オペラハウスとコアラ

2019年シドニーのニューサウスウェールズ大学に行った.オーストラリアに数学の用事で行ったのは初めてだった.「数学の用事」と限定をつけたのは妻が学会に行くのについてメルボルンに2回行ったことがあるからだ.そのうちの1回では飛行機の乗り継ぎの関係でシドニーに一泊した.(メルボルンの方が南にあるので行き帰りにシドニーを通過する.) この時,貝殻が重なっているような形で有名なオペラハウスも見た.その後,オーストラリアの非可換幾何学のコンファレンスに来て欲しいと言われたこともあるのだが予定が合わず,2019年まで待たなくてはならなかった.

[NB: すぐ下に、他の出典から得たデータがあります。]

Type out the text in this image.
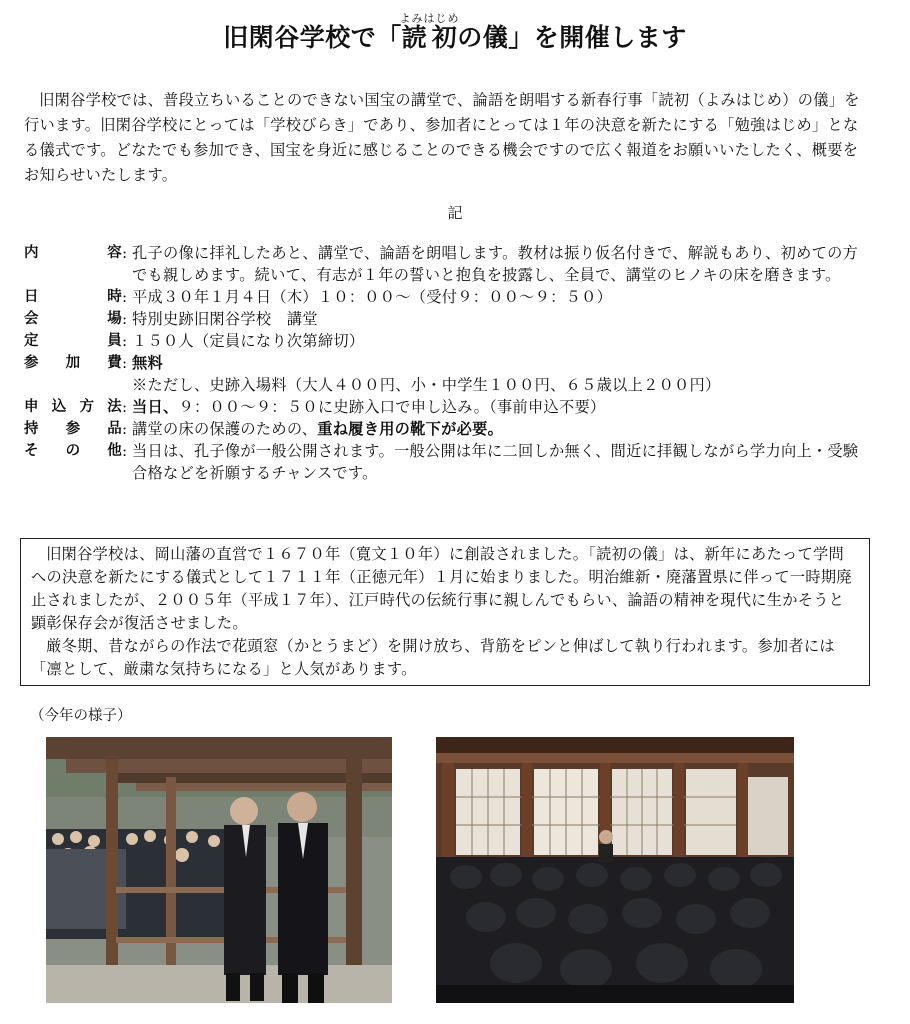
旧閑谷学校で「読初よみはじめの儀」を開催します

旧閑谷学校では、普段立ちいることのできない国宝の講堂で、論語を朗唱する新春行事「読初（よみはじめ）の儀」を行います。旧閑谷学校にとっては「学校びらき」であり、参加者にとっては１年の決意を新たにする「勉強はじめ」となる儀式です。どなたでも参加でき、国宝を身近に感じることのできる機会ですので広く報道をお願いいたしたく、概要をお知らせいたします。

記
内	容 : 孔子の像に拝礼したあと、講堂で、論語を朗唱します。教材は振り仮名付きで、解説もあり、初めての方でも親しめます。続いて、有志が１年の誓いと抱負を披露し、全員で、講堂のヒノキの床を磨きます。
日	時 : 平成３０年１月４日（木）１０：００〜（受付９：００〜９：５０）
会	場 : 特別史跡旧閑谷学校　講堂
定	員 : １５０人（定員になり次第締切）
参 加 費 : 無料
※ただし、史跡入場料（大人４００円、小・中学生１００円、６５歳以上２００円）
申 込 方 法 : 当日、９：００〜９：５０に史跡入口で申し込み。（事前申込不要）
持 参 品 : 講堂の床の保護のための、重ね履き用の靴下が必要。
そ の 他 : 当日は、孔子像が一般公開されます。一般公開は年に二回しか無く、間近に拝観しながら学力向上・受験合格などを祈願するチャンスです。

旧閑谷学校は、岡山藩の直営で１６７０年（寛文１０年）に創設されました。「読初の儀」は、新年にあたって学問への決意を新たにする儀式として１７１１年（正徳元年）１月に始まりました。明治維新・廃藩置県に伴って一時期廃止されましたが、２００５年（平成１７年）、江戸時代の伝統行事に親しんでもらい、論語の精神を現代に生かそうと顕彰保存会が復活させました。

厳冬期、昔ながらの作法で花頭窓（かとうまど）を開け放ち、背筋をピンと伸ばして執り行われます。参加者には「凛として、厳粛な気持ちになる」と人気があります。

（今年の様子）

オーストラリアには作用素環の人はそれなりにいて,古くは私の共著者で,竹崎先生のところの兄弟子に当たる Sutherland がこのニューサウスウェールズ大学の教授だったのだが,彼が引退してから時間がたっていた.一方,Fields 賞受賞者の Jones はニュージーランド出身であったため隣国のオーストラリア数学界にも影響力があり,近年 Jones の弟子たちが何人もオーストラリアに職を得ていた.そのうち1人は Jones のところに留学していたオーストラリア人が帰国したものだが,あとはアメリカなどからオーストラリアに移ったものだ.そのうちの1人のアメリカ人はオーストラリアが大変気に入って,オーストラリア国籍まで取ったということだ.(アメリカ国籍は二重国籍で維持できると言っていた.) 2019年のコンファレンスは彼らがオーガナイズしたもので,Jones もやって来た.同じく Fields 賞の Freedman も,最近はマイクロソフトの研究所で Jones 多項式に関連したトポロジカル量子コンピュータの研究をしているのでやって来た.私の共著者のイタリアの Longo も来ていたが,ヨーロッパからだとほぼ地球の裏側なので来るのが大変だということだった.

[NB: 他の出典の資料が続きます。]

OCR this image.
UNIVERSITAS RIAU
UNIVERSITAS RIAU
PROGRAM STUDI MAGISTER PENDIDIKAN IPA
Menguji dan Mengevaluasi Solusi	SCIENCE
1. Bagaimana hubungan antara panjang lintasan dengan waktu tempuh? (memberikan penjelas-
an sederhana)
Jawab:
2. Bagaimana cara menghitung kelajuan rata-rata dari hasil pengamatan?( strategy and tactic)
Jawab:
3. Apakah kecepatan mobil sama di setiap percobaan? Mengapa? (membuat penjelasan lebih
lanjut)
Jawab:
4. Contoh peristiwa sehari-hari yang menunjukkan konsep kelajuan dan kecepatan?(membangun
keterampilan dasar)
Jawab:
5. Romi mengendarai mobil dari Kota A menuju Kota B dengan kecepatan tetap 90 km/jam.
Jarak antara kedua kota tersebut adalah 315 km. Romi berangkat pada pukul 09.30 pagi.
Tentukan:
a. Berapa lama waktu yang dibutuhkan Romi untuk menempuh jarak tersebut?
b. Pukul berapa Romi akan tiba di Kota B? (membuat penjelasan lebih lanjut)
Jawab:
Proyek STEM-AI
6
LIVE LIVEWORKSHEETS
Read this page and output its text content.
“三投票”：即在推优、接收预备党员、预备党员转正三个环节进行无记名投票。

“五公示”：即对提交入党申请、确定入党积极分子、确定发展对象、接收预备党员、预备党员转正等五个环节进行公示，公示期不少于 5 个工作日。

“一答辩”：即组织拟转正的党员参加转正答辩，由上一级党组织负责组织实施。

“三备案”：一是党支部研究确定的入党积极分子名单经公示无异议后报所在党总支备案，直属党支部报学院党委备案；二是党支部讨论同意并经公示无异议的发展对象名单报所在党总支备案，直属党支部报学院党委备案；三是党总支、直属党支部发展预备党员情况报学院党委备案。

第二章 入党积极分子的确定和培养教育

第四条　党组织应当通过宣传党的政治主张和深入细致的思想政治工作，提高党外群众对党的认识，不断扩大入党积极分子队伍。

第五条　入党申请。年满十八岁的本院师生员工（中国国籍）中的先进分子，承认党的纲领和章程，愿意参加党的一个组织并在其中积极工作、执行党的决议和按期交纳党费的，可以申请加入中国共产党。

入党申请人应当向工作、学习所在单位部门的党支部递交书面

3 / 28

コンファレンスは2月だったので南半球の現地では夏であった.オーストラリアの大学は2月は夏休みだそうだ.確かにキャンパスは学生が少ないような気がした.キャンパスはきれいで広い.名前のニューサウスウェールズ大学というのは,ニューサウスウェールズ州州都のシドニーにあるからだが,この名前はオーストラリアに初めてイギリスから到着したジェームズ・クックが,イギリスのウェールズにちなんでつけたということだ.いろいろとイギリスの影響が強いようで,今でもイギリスのエリザベス女王がオーストラリアの国家元首であり,その代理とされるオーストラリア総督というポストがある.なおイギリス英語ははっきり発音がアメリカ英語と違うが,私はオーストラリア英語の違いはあまり感じなかった.エイをアイと発音することなどが有名で,いろいろ単語も違うというのだが,私が鈍感なせいか,滞在が短かったせいか,それほどの違いは聞き取れなかった.

私の泊まった大学のそばのホテルはイギリス風な感じがしたが,イングリッシュブレックファーストはついていなかった.近所にカフェがたくさんあり,そちらで朝食を食べた.パンケーキで有名なオーストラリア料理の店が私のうちの近くにあり,そこではフルオージーブレックファーストという豪華な朝食を出しているのだが,私が行ったカフェにはそのようなものはなかった.なおこのレストランは本店がシドニーにあるというので行ってみたかったが,大学からはかなり遠かったので行くことができなかった.滞在中にはオーストラリア料理として特別なものは食べなかった.オーストラリアの食品としてはパンなどに塗るベジマイトという発酵食品が有名である.強烈な味ともよく言われるものだが,私は特に美味しいともまずいとも感じなかった.ほかにュージーランドのマヌカ蜂蜜が有名で高価なものだが,オーストラリアでもよく手に入る.

シドニーはオーストラリア最大の都市で,一番開けているのは海に面した部分だ.オペラハウスもそのエリアにある.大学はその近くではないが,大学のあたりからバスに乗れば海辺まで30分もかからない.上品できれいなエリアである.コンファレンスの空き時間にオペラハウスのそばにあるフェリー乗り場から船に乗って,タロンガ動物園というものに行ってみた.タロンガとはオーストラリア原住民の言葉で「美しい水の眺め」という意味だそうだ.キリン,ゾウ,シマウマ,トラ,ゴリラなどがたくさんいて,さらにコアラとカンガルーもいる.成都のジャイアントパンダ繁殖研究基地のパンダがごろごろいる迫力にはかなわないが,かなりのコアラが間近に見られる.名前の通り海の眺めがよく,すばらしいところであった.